'I was so angry in the game at Middlesbrough I was close to tears' - Stephen Ireland on his inner demons
By Oliver Holt in Abu Dhabi
Stephen Ireland is not a straightforward man. We know that. His grannies know that. "I live inside my head quite a lot," he said yesterday.
If the Manchester City midfielder plays badly in a training session, let alone a match, it haunts him for days, he said.
When City threw away a lead to concede a late equaliser to Burnley last weekend, Ireland was devastated. "It stays with me for longer than anyone else," he said.
But if Ireland is complicated and intense, he also shares with Craig Bellamy the honour of being the most articulate and forthright player on the City playing staff.
And even though it has hurt him that City have drawn their last five league matches in succession, when he spoke about the ambitions of the club this season, he chose to emphasise quite how far City have travelled in the last two years.
The richest club in the world is here in the Arabian Gulf for a sunshine break before they return to England and attempt to breathe new life into their bid to smash their way into the Premier League's top four in an Anfield showdown with Liverpool.
And as Ireland sat in a lounge amid the splendour of the seven star Emirates Palace Hotel yesterday, he said that difficult though City's recent blip has been, it did not compare to the agonies the team went through before Mark Hughes began to transform the club.
Ireland said he remembered in particular the agony of the final game of the season before last when City lost 8-1 at Middlesbrough in Sven Goran Eriksson's farewell game in charge.
"I don't blame Sven," Ireland said. "But we were given the impression towards the end of the season that he would not be staying and it all felt really amateurish because we went into the last few games thinking 'it doesn't matter whether we win or lose'.
"I was just so angry in that game at Middlesbrough that I was close to tears. Goals were just flying in. It was like a training game. No one was that bothered.
"It was ridiculous. I was looking around at the other players and thinking 'am I the only one that's upset?'
"After the game, because it was the last match of the season, everyone was shaking hands and saying 'see you after the summer, have a good summer' and I was thinking 'this is bizarre, I don't want to be in these changing rooms.
"I didn't even travel back to Manchester with the players. I just didn't want to be on the same bus as them. My girlfriend picked me up in Middlesbrough and we went home.
"I remember the exact moment the next day, sitting in the garden, with her pregnant, and me saying 'I can't carry on like this, I've got to do something about it for myself and for the club'.
"I went training in Glossop for the whole of the next eight weeks while she was pregnant because I couldn't leave the country and had to be around. I just dedicated the summer to myself and my training."
After a superb season last year, Ireland is recognised now as one of the stars of City's team. The crazy, chaotic days of blaming his hasty departure from an Ireland squad on the fictitious death of first one grandma, then the other, seem an age away.
He has done far more than merely survive the influx of superstars that City's billionaire owners have bankrolled. He has thrived on their arrival. But he admitted he is still pursued by his demons.

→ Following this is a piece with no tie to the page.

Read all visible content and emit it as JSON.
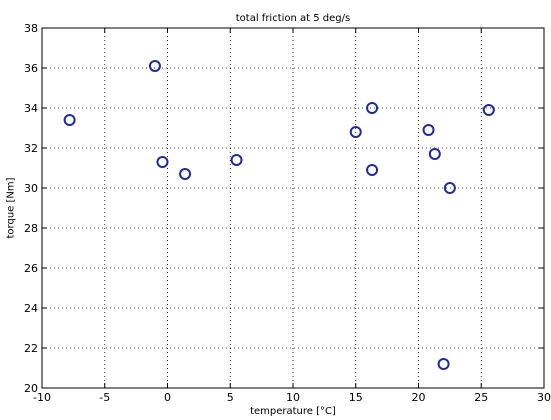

"If certain things don't go my way, I really start over-thinking things," Ireland said. "It's just that I take my job so seriously. I love my job and this is where I want to play my football.
"It's just me as a person. I've always been that way. If I have a bad training session or things don't go well, I dwell on it for a few days and I'm inside my head thinking about it. It's because I care so much.
"Even when we drew the game the other day against Burnley, everyone was devastated. Some people hold on to things a lot longer than others and I'm one of them.
"Maybe it's one of my downfalls. The best thing is to get out of it and move on but I seem to think too much into it. It's something I have to get out of my system because if I hold on to things too long, it's not good.
"But the more experience you get the better you become. It's a big stage and we are trying to do something here which is massive so you have to take it seriously."
Ireland made it plain that he was not a fan of Elano, the former City playmaker who was transferred at the end of last season and is still a first choice for the Brazil side that will play England in Qatar on Saturday.
Ireland blamed the influence of Elano for drawing Robinho into a clique that separated him from the rest of the team. He also thought Elano was overrated as a player.
"When Elano arrived, there was all this talk about him," Ireland said. "Him and players like him were getting all the credit but I didn't think they had done enough to earn that credit.
"I think Elano had played 7 or 8 games when he arrived and suddenly everyone was saying 'we haven't seen a player like this in a long time'.
"He took all the praise and publicity and I felt as hard as I was working - even when I was giving 110 per cent - I never got that recognition."
Ireland doesn't seem to mind who he upsets. He does not talk with malice. But he does not disguise his feelings.
When Hughes arrived at City, Ireland was being linked with moves to Bolton and Sunderland. "They're the last places I want my career to be," Ireland said.
Some might call that tactless. Some might call it arrogant. Others might just say that Stephen Ireland knew what he wanted from his football career and went out and got it.